L'attacco flash loan del 13 marzo contro Euler Finance ha causato perdite per oltre 195 milioni di $. Ha causato un contagio che si è diffuso attraverso molteplici protocolli di finanza decentralizzata (DeFi) e almeno 11 protocolli diversi da Euler hanno subito perdite a causa dell'attacco.
Nei successivi 23 giorni, con grande sollievo di molti utenti Euler, l'aggressore restituì tutti i fondi sfruttati.
Ma mentre la comunità delle criptovalute può festeggiare la restituzione dei fondi, resta da chiedersi se attacchi simili possano causare perdite ingenti in futuro.

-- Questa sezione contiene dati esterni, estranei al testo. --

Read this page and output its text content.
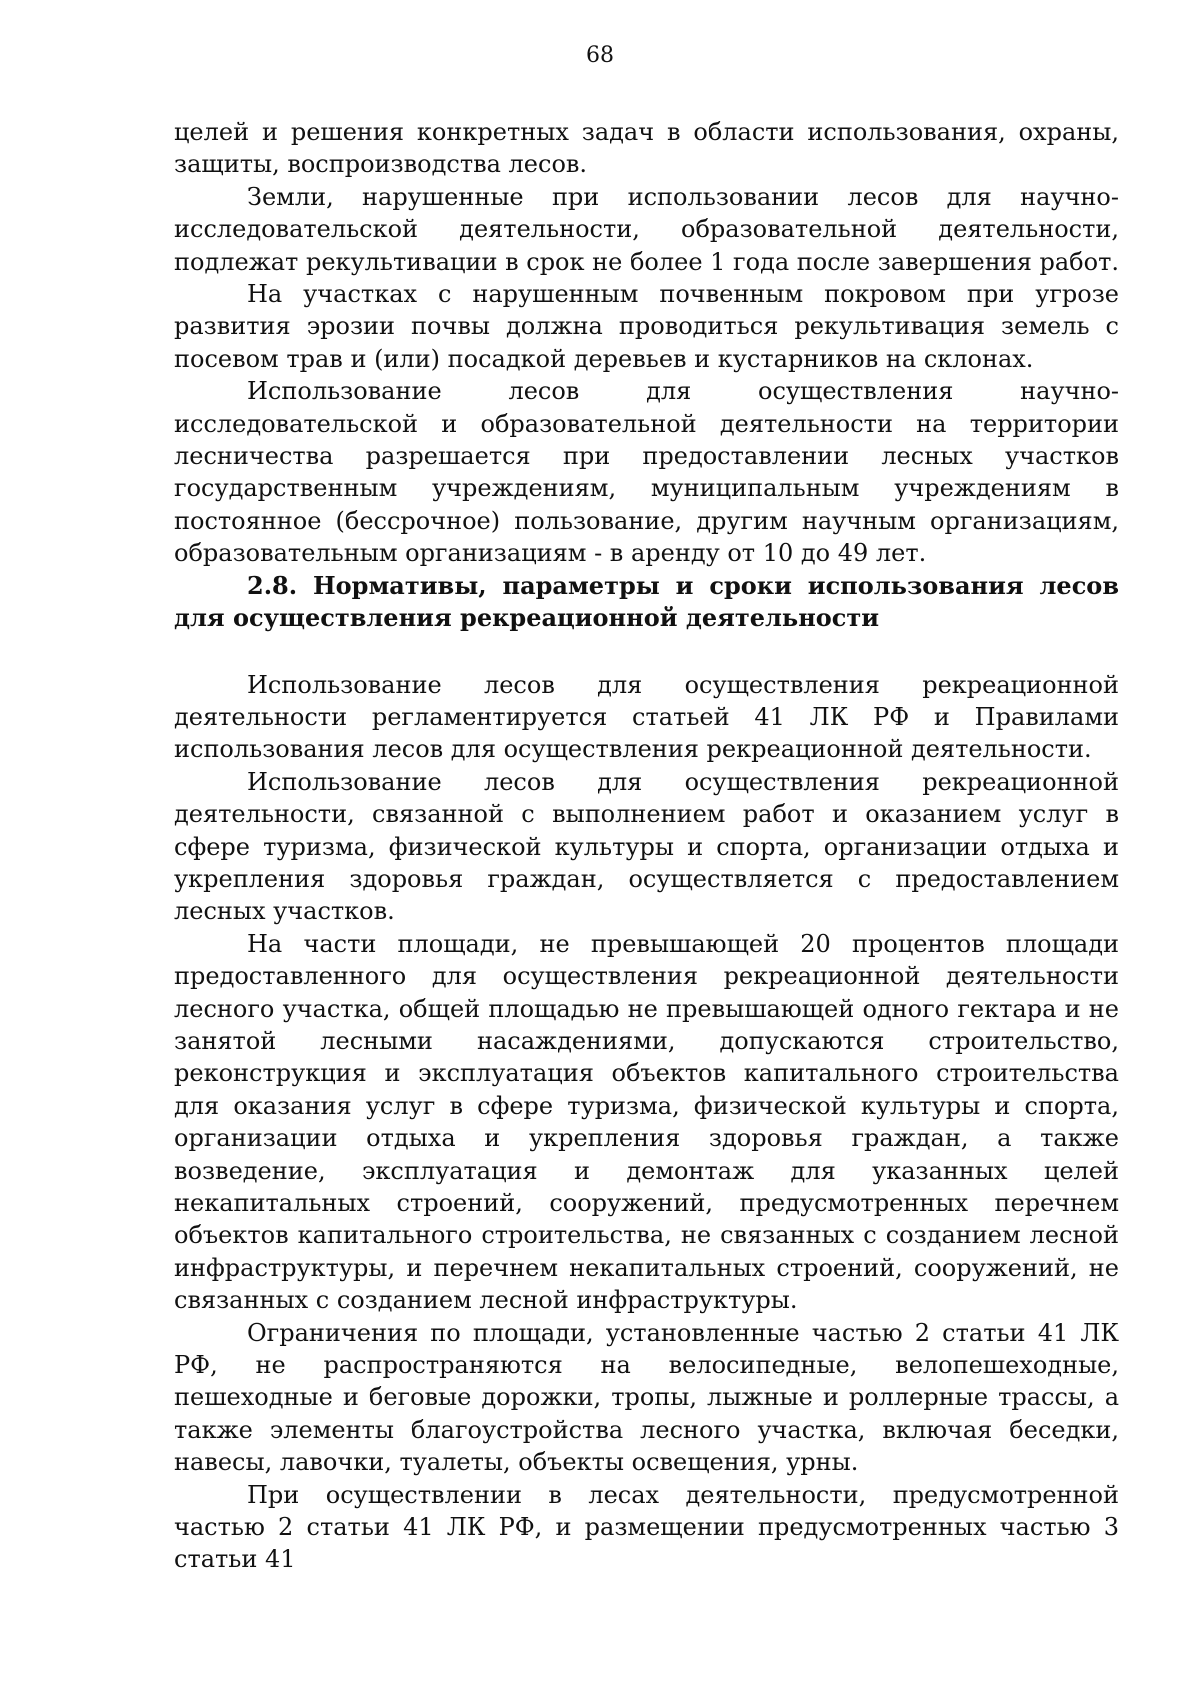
68

целей и решения конкретных задач в области использования, охраны, защиты, воспроизводства лесов.

Земли, нарушенные при использовании лесов для научно-исследовательской деятельности, образовательной деятельности, подлежат рекультивации в срок не более 1 года после завершения работ.

На участках с нарушенным почвенным покровом при угрозе развития эрозии почвы должна проводиться рекультивация земель с посевом трав и (или) посадкой деревьев и кустарников на склонах.

Использование лесов для осуществления научно-исследовательской и образовательной деятельности на территории лесничества разрешается при предоставлении лесных участков государственным учреждениям, муниципальным учреждениям в постоянное (бессрочное) пользование, другим научным организациям, образовательным организациям - в аренду от 10 до 49 лет.

2.8. Нормативы, параметры и сроки использования лесов для осуществления рекреационной деятельности

Использование лесов для осуществления рекреационной деятельности регламентируется статьей 41 ЛК РФ и Правилами использования лесов для осуществления рекреационной деятельности.

Использование лесов для осуществления рекреационной деятельности, связанной с выполнением работ и оказанием услуг в сфере туризма, физической культуры и спорта, организации отдыха и укрепления здоровья граждан, осуществляется с предоставлением лесных участков.

На части площади, не превышающей 20 процентов площади предоставленного для осуществления рекреационной деятельности лесного участка, общей площадью не превышающей одного гектара и не занятой лесными насаждениями, допускаются строительство, реконструкция и эксплуатация объектов капитального строительства для оказания услуг в сфере туризма, физической культуры и спорта, организации отдыха и укрепления здоровья граждан, а также возведение, эксплуатация и демонтаж для указанных целей некапитальных строений, сооружений, предусмотренных перечнем объектов капитального строительства, не связанных с созданием лесной инфраструктуры, и перечнем некапитальных строений, сооружений, не связанных с созданием лесной инфраструктуры.

Ограничения по площади, установленные частью 2 статьи 41 ЛК РФ, не распространяются на велосипедные, велопешеходные, пешеходные и беговые дорожки, тропы, лыжные и роллерные трассы, а также элементы благоустройства лесного участка, включая беседки, навесы, лавочки, туалеты, объекты освещения, урны.

При осуществлении в лесах деятельности, предусмотренной частью 2 статьи 41 ЛК РФ, и размещении предусмотренных частью 3 статьи 41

Potrebbe essere utile analizzare come è avvenuto l'attacco e capire se sviluppatori e utenti possono fare qualcosa per prevenire questo tipo di attacchi in futuro.
Fortunatamente, i documenti per gli sviluppatori di Euler spiegano chiaramente come funziona il protocollo e la blockchain stessa ha conservato una registrazione completa dell’attacco.

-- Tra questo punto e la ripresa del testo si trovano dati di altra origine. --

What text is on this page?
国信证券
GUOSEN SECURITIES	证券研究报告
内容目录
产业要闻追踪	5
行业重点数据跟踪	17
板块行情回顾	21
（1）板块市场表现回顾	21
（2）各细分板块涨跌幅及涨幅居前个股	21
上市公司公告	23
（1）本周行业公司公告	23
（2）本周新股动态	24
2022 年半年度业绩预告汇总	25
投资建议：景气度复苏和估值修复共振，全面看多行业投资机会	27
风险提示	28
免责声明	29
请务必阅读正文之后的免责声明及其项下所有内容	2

Come funziona Euler Finance
Secondo i documenti ufficiali del protocollo, Euler è una piattaforma di prestito simile a Compound o Aave. Gli utenti possono depositare criptovalute e consentire al protocollo di prestarle ad altri, oppure possono usare un deposito come garanzia per prendere in prestito criptovalute.
Il valore della garanzia di un utente deve sempre essere superiore a quanto prende in prestito. Supponiamo che la garanzia di un utente scenda al di sotto di un rapporto specifico tra valore della garanzia e valore del debito. In tal caso, la piattaforma consentirà loro di essere "liquidati", il che significa che la loro garanzia verrà venduta per ripagare i loro debiti. L'importo esatto della garanzia di cui un utente ha bisogno dipende dall'asset depositato rispetto all'asset preso in prestito.

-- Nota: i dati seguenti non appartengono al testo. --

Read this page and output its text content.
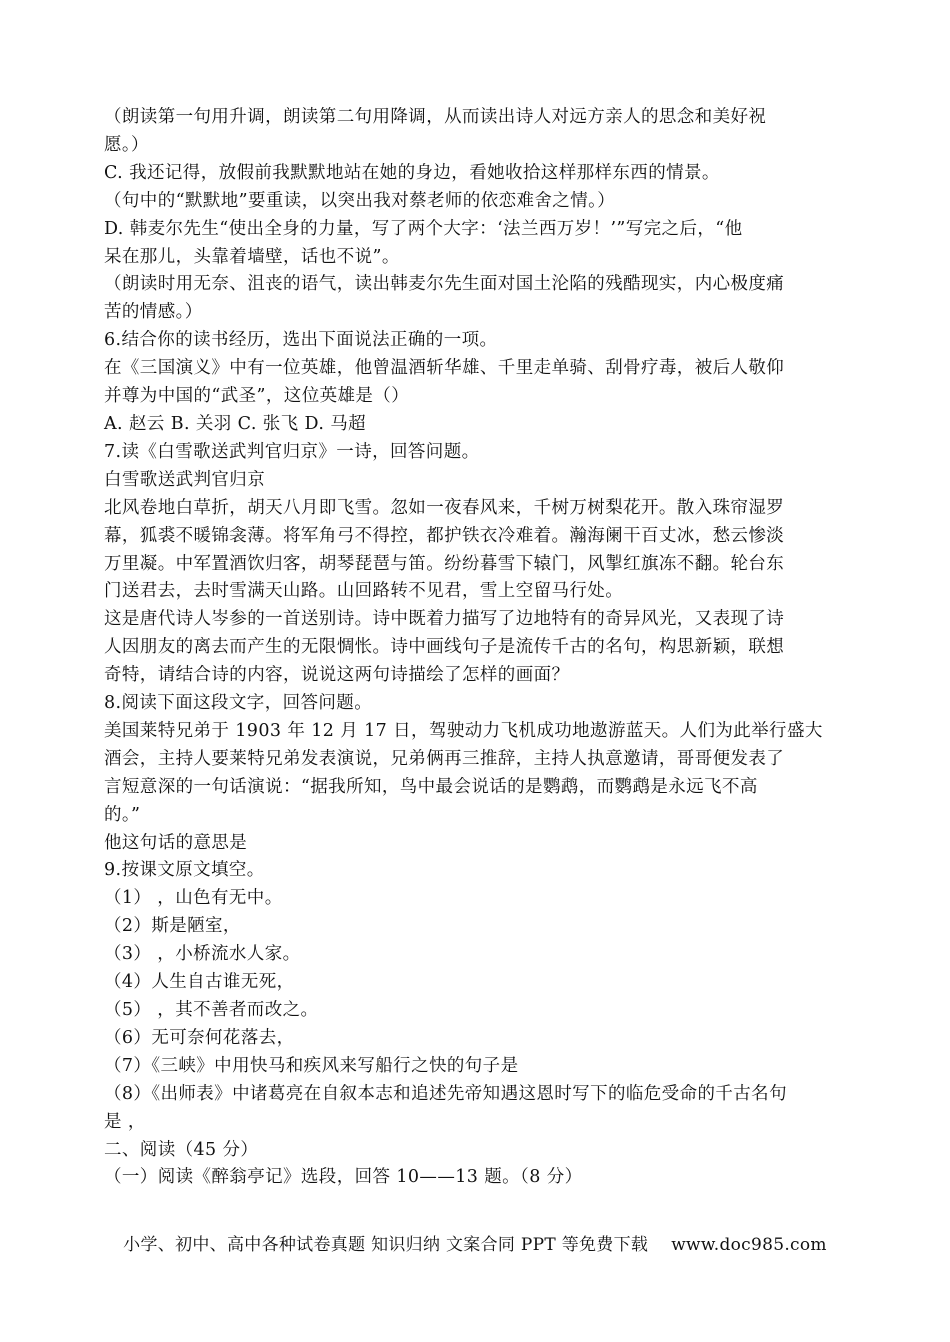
（朗读第一句用升调，朗读第二句用降调，从而读出诗人对远方亲人的思念和美好祝
愿。）
C. 我还记得，放假前我默默地站在她的身边，看她收拾这样那样东西的情景。
（句中的“默默地”要重读，以突出我对蔡老师的依恋难舍之情。）
D. 韩麦尔先生“使出全身的力量，写了两个大字：‘法兰西万岁！’”写完之后，“他
呆在那儿，头靠着墙壁，话也不说”。
（朗读时用无奈、沮丧的语气，读出韩麦尔先生面对国土沦陷的残酷现实，内心极度痛
苦的情感。）
6.结合你的读书经历，选出下面说法正确的一项。
在《三国演义》中有一位英雄，他曾温酒斩华雄、千里走单骑、刮骨疗毒，被后人敬仰
并尊为中国的“武圣”，这位英雄是（）
A. 赵云 B. 关羽 C. 张飞 D. 马超
7.读《白雪歌送武判官归京》一诗，回答问题。
白雪歌送武判官归京
北风卷地白草折，胡天八月即飞雪。忽如一夜春风来，千树万树梨花开。散入珠帘湿罗
幕，狐裘不暖锦衾薄。将军角弓不得控，都护铁衣冷难着。瀚海阑干百丈冰，愁云惨淡
万里凝。中军置酒饮归客，胡琴琵琶与笛。纷纷暮雪下辕门，风掣红旗冻不翻。轮台东
门送君去，去时雪满天山路。山回路转不见君，雪上空留马行处。
这是唐代诗人岑参的一首送别诗。诗中既着力描写了边地特有的奇异风光，又表现了诗
人因朋友的离去而产生的无限惆怅。诗中画线句子是流传千古的名句，构思新颖，联想
奇特，请结合诗的内容，说说这两句诗描绘了怎样的画面？
8.阅读下面这段文字，回答问题。
美国莱特兄弟于 1903 年 12 月 17 日，驾驶动力飞机成功地遨游蓝天。人们为此举行盛大
酒会，主持人要莱特兄弟发表演说，兄弟俩再三推辞，主持人执意邀请，哥哥便发表了
言短意深的一句话演说：“据我所知，鸟中最会说话的是鹦鹉，而鹦鹉是永远飞不高
的。”
他这句话的意思是
9.按课文原文填空。
（1） ，山色有无中。
（2）斯是陋室，
（3） ，小桥流水人家。
（4）人生自古谁无死，
（5） ，其不善者而改之。
（6）无可奈何花落去，
（7）《三峡》中用快马和疾风来写船行之快的句子是
（8）《出师表》中诸葛亮在自叙本志和追述先帝知遇这恩时写下的临危受命的千古名句
是 ，
二、阅读（45 分）
（一）阅读《醉翁亭记》选段，回答 10——13 题。（8 分）
小学、初中、高中各种试卷真题 知识归纳 文案合同 PPT 等免费下载　 www.doc985.com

Gli eToken sono asset, mentre i dToken sono debiti
Ogni volta che gli utenti depositano su Euler, ricevono eToken che rappresentano le monete depositate. Ad esempio, se un utente deposita 1.000 USD Coin (USDC), riceverà la stessa quantità di eUSDC in cambio.
Poiché il loro valore aumenta rispetto alle monete sottostanti man mano che il deposito matura interessi, gli eToken non hanno una corrispondenza 1:1 con l'asset sottostante in termini di valore.
Euler consente inoltre agli utenti di ottenere una leva finanziaria coniando eToken. Ma se lo fanno, il protocollo invierà loro token di debito (dToken) per bilanciare gli asset creati.
Ad esempio, i documenti affermano che se un utente deposita 1.000 USDC, può coniare 5.000 eUSDC. Tuttavia, se lo fa, il protocollo gli invierà anche 5.000 di un token di debito chiamato "dUSDC".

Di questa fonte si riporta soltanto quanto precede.